18 ギルド支店の喧騒6
次から依頼をこなす珍道中です
空気がドンドン悪くなるのを変えようと受付嬢はノルンと荒くれ者に声を掛ける。
受付嬢「とりあえず問題の件は私から上に報告しますのでこれでお開きということにしませんか?」
受付嬢の言葉に荒くれ者達は困惑しながらもこれ以上言い争うのを辞め引き下がる。
荒くれ者「あぁそうだな、今日はこれくらいにしといてやるよ。」
荒くれ者はそう言うとモナを気にはしたがこの場から周りの冒険者を引き連れて立ち去る。
それに合わせて野次を飛ばしていた飲んだくれ達も座っていた席に大人しく戻り始め、受付嬢とノルンとモナの三人が残った。
ノルン「騒がしくしてすみませんでした。」
受付嬢「いえいえ、あの人達が貴方に絡んで来るのは何時ものですので。」
受付嬢は何時もの事だと気にはしていなかったがモナの方をチラリと見てモナは見られた事に首を傾げていた。
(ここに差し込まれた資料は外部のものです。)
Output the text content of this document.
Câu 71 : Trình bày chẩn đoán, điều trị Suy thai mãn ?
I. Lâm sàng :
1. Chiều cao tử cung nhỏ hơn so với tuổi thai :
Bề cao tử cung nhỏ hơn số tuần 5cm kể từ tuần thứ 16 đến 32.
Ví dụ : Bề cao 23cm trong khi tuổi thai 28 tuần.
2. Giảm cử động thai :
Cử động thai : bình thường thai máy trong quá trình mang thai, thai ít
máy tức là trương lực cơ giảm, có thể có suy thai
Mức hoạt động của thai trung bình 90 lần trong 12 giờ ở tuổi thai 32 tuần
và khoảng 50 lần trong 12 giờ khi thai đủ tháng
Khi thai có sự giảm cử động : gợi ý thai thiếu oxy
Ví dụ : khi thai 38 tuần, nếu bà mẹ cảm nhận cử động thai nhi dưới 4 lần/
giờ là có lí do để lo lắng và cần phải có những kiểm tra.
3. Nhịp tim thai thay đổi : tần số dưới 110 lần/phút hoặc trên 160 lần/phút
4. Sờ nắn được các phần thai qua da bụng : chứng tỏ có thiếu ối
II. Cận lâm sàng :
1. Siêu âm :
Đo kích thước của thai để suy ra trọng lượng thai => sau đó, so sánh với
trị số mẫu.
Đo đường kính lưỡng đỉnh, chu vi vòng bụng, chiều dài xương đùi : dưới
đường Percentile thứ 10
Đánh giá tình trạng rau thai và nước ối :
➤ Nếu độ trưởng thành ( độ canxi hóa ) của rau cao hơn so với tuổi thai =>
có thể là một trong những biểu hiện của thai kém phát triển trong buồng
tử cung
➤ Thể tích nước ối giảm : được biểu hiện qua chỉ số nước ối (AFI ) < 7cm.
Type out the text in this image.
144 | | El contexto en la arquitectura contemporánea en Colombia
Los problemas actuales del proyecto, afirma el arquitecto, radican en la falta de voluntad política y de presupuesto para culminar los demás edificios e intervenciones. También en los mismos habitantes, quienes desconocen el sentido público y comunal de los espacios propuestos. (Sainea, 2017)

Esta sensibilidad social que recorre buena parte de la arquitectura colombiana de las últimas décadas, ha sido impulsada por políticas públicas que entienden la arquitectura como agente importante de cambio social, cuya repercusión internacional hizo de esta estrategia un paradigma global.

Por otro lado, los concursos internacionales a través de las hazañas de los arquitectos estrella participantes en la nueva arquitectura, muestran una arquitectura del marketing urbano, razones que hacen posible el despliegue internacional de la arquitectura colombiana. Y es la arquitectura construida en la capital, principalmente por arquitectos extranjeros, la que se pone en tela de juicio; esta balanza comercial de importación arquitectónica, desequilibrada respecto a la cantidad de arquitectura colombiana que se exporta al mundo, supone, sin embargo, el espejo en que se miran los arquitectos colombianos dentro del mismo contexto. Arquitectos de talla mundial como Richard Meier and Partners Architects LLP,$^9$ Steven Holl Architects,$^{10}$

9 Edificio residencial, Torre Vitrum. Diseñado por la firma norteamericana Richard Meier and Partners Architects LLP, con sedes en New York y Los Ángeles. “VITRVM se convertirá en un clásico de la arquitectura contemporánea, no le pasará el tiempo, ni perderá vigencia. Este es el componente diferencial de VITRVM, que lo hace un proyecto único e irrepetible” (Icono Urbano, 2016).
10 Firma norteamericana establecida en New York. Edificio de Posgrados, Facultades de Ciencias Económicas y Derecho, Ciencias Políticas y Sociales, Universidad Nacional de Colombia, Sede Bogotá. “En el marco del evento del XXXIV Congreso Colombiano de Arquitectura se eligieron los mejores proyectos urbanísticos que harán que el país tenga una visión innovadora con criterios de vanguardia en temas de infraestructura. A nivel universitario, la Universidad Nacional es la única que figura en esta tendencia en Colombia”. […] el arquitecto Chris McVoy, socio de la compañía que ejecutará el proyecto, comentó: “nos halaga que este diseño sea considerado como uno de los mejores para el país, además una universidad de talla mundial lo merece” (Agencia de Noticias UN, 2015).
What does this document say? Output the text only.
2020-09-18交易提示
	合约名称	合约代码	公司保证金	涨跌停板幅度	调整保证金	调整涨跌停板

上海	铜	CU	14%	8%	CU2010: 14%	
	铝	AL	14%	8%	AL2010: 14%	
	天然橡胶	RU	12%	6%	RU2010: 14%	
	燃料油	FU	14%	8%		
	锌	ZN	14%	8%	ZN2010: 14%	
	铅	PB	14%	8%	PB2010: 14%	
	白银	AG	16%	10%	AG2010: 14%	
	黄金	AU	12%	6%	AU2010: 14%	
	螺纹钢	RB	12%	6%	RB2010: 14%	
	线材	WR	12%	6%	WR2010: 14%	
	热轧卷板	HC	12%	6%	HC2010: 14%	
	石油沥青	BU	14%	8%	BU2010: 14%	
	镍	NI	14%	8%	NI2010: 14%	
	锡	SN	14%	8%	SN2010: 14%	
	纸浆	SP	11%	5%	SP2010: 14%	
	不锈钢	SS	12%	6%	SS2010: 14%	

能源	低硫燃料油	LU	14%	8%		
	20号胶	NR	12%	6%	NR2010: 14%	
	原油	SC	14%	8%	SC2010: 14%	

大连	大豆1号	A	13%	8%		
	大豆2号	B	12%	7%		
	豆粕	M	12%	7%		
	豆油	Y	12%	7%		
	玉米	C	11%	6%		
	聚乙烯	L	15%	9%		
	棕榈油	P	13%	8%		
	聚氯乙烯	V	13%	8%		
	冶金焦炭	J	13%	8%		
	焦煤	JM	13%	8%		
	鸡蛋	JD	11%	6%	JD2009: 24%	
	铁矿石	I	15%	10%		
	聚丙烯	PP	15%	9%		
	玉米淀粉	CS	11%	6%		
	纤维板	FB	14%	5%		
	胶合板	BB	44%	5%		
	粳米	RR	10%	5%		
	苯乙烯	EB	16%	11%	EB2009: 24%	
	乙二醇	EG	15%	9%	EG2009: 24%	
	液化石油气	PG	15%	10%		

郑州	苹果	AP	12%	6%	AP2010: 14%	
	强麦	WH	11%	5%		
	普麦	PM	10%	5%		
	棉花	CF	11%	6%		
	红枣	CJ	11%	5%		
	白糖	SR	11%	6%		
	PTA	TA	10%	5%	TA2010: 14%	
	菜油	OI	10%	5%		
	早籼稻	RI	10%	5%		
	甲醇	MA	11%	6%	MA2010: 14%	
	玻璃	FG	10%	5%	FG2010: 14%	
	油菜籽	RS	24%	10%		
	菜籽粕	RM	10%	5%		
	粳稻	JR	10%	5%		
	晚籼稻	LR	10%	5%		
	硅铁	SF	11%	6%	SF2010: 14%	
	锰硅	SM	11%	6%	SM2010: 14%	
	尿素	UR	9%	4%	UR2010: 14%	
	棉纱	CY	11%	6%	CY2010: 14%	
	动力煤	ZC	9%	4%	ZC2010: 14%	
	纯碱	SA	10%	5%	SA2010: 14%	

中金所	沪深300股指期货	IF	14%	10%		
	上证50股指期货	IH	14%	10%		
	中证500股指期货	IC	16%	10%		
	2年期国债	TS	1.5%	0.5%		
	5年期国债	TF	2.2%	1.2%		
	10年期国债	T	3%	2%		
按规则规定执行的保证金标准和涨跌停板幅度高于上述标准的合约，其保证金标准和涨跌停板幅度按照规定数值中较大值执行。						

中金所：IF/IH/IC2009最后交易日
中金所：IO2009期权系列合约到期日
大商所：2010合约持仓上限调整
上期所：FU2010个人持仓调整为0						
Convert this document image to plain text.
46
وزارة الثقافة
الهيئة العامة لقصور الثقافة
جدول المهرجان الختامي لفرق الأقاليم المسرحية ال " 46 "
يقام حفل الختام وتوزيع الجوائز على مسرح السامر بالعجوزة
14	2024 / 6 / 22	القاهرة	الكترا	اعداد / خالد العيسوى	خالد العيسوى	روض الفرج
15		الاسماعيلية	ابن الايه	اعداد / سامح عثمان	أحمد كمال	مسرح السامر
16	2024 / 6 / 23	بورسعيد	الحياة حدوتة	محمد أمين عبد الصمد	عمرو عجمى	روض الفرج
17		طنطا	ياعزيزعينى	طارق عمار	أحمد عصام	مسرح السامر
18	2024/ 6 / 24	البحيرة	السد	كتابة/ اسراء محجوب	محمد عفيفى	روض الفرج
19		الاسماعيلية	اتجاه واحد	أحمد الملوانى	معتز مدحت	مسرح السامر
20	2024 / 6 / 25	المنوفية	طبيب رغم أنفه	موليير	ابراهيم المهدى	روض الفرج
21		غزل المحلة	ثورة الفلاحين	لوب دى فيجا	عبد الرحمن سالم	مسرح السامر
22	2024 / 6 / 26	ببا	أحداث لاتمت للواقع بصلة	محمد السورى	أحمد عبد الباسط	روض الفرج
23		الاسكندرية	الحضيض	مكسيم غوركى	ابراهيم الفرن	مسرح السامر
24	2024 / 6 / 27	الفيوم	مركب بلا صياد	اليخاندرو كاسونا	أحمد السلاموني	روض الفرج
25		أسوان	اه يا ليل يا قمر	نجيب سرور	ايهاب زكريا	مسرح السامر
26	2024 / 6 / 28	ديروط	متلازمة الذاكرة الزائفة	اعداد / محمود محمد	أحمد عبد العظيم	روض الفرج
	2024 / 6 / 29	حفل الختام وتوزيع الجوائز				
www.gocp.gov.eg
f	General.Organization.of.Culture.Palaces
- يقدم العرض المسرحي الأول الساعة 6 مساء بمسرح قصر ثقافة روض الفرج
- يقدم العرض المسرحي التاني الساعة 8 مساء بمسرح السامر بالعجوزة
受付嬢(それよりもこの子の発言のほうが気になるというか。)
ギルドに来て冒険者になろうとする子供は大体が成り上がるんだと息巻いて夢を追い掛けるのが大半なのだがモナの達観というより事実を淡々と話す様は受付嬢にとって正しく異様に見えた。
ノルン「ではギルドの上層部から通達があるまでここで適当な依頼をこなしますね。」
受付嬢「はい、了解しました。掲示板に張ってある依頼をお願いします。」
会話が終わるのを待っていたモナはキョロキョロと改めてギルドの中を見渡していた。
ノルン「モナ、用事は済んだし今日泊まる宿に行こっか」
モナ「うん、ねぇお姉ちゃん泊まる宿はどんな所なの?」
ノルンが優しい笑顔でモナに言いモナも笑顔で答え楽しげに会話しながらギルドから出ていくのを横目に見ながら受付嬢は思案する。
受付嬢(さっきまでの異様な空気が嘘みたいね、ほんと面倒事にならないですよね?)
受付嬢は重い溜め息を吐きながら業務に戻った。